An IRA doesn't have to be in a bank.

Most banks would like you to think that IRA means bank account. If fact, you can also put IRA money in mutual funds, insurance contracts, stocks and bonds, real estate, and certain coins minted from precious metals. Collectibles like antiques and stamps are not permitted. In this age of low interest rates and stock market jitters, it's worth the time to research these alternatives. We recently located a company specializing in real estate IRAs that helped a client acquire 2 1/2 acres of raw land in the Antelope Valley of Southern California.

With all these choices, what are you supposed to do?
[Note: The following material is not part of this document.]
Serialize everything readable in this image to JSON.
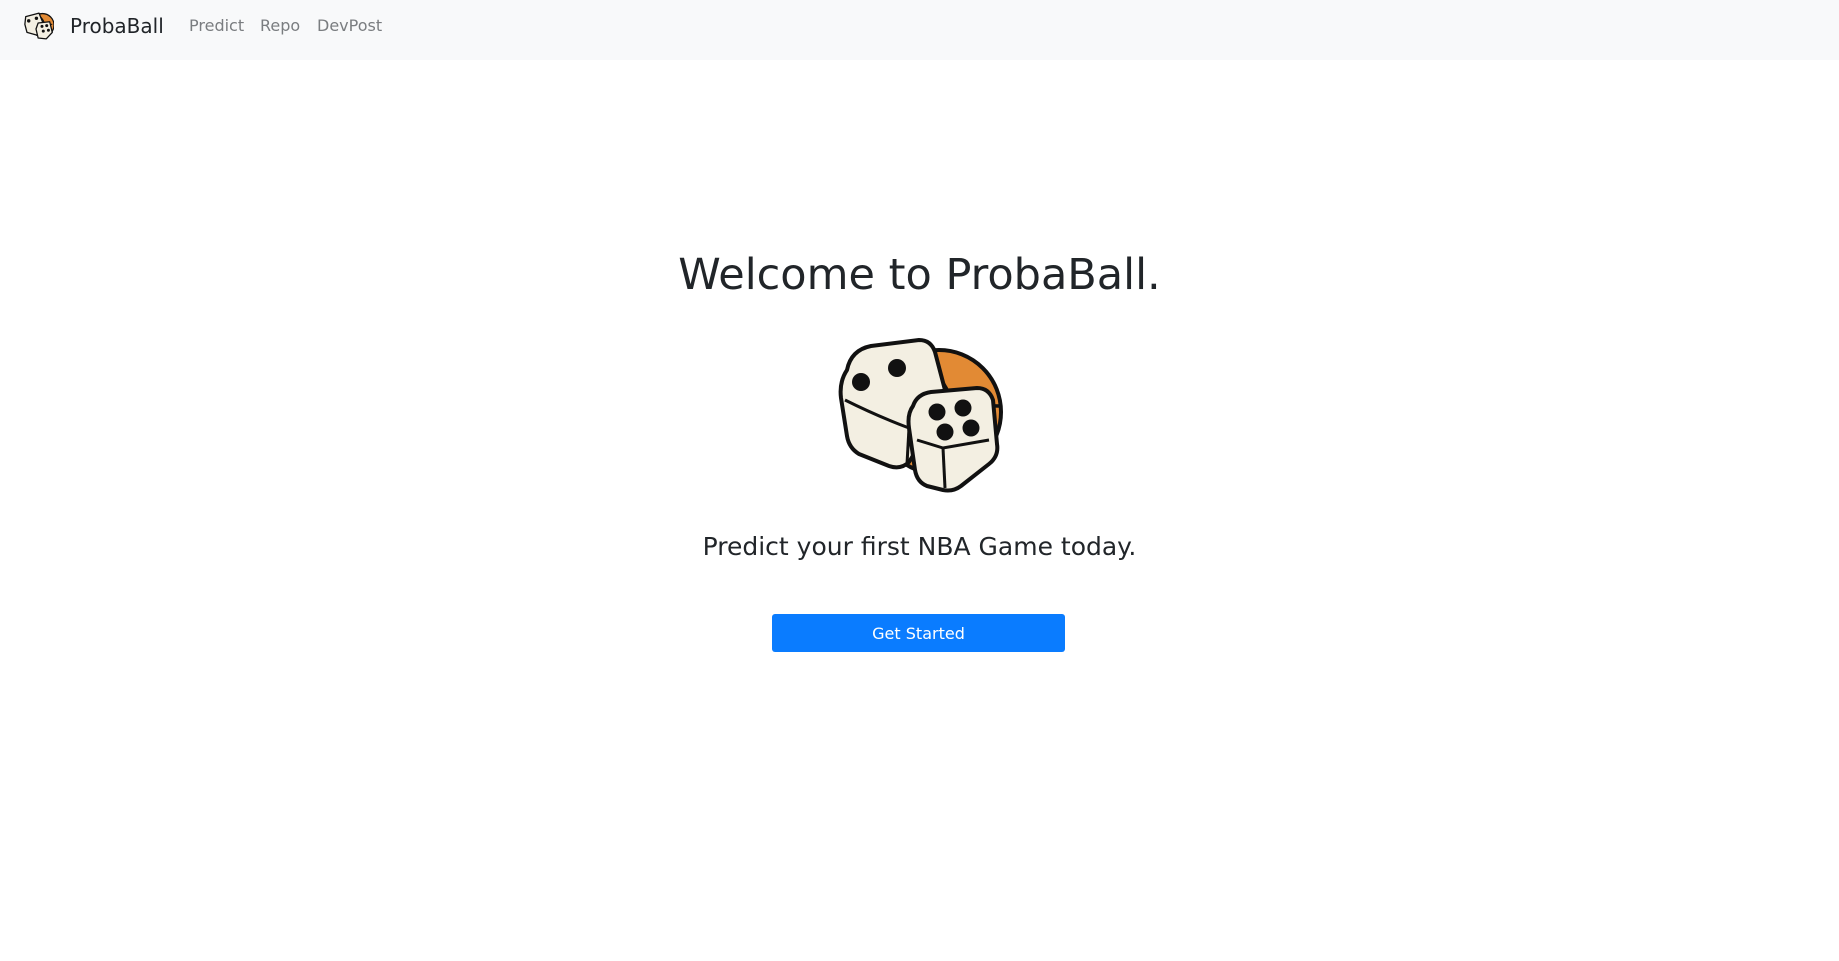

To make the best decision for yourself, you have to consider your entire financial situation. Are you in a high or low tax bracket for 2008? Are you nearing retirement age or are you relatively young? What is your risk tolerance? There is no single strategy that is right for everybody, and the strategy that is right for you may be completely unique.

If your 2008 income was high, you should aggressively pursue the tax-deductible options such as SEP and regular IRA. The tax savings could be 40% or more. A 40% tax savings means that $1000 into your IRA only costs $600. That's like getting a $400 return on a $600 investment — a 67% return. So what if the bank is only paying 3%? You've gotten a total return of 70% the first year!

If your 2008 income was low, your motivation to invest in an IRA should be lower. If there is little or no tax benefit, choose a Roth IRA or no IRA at all.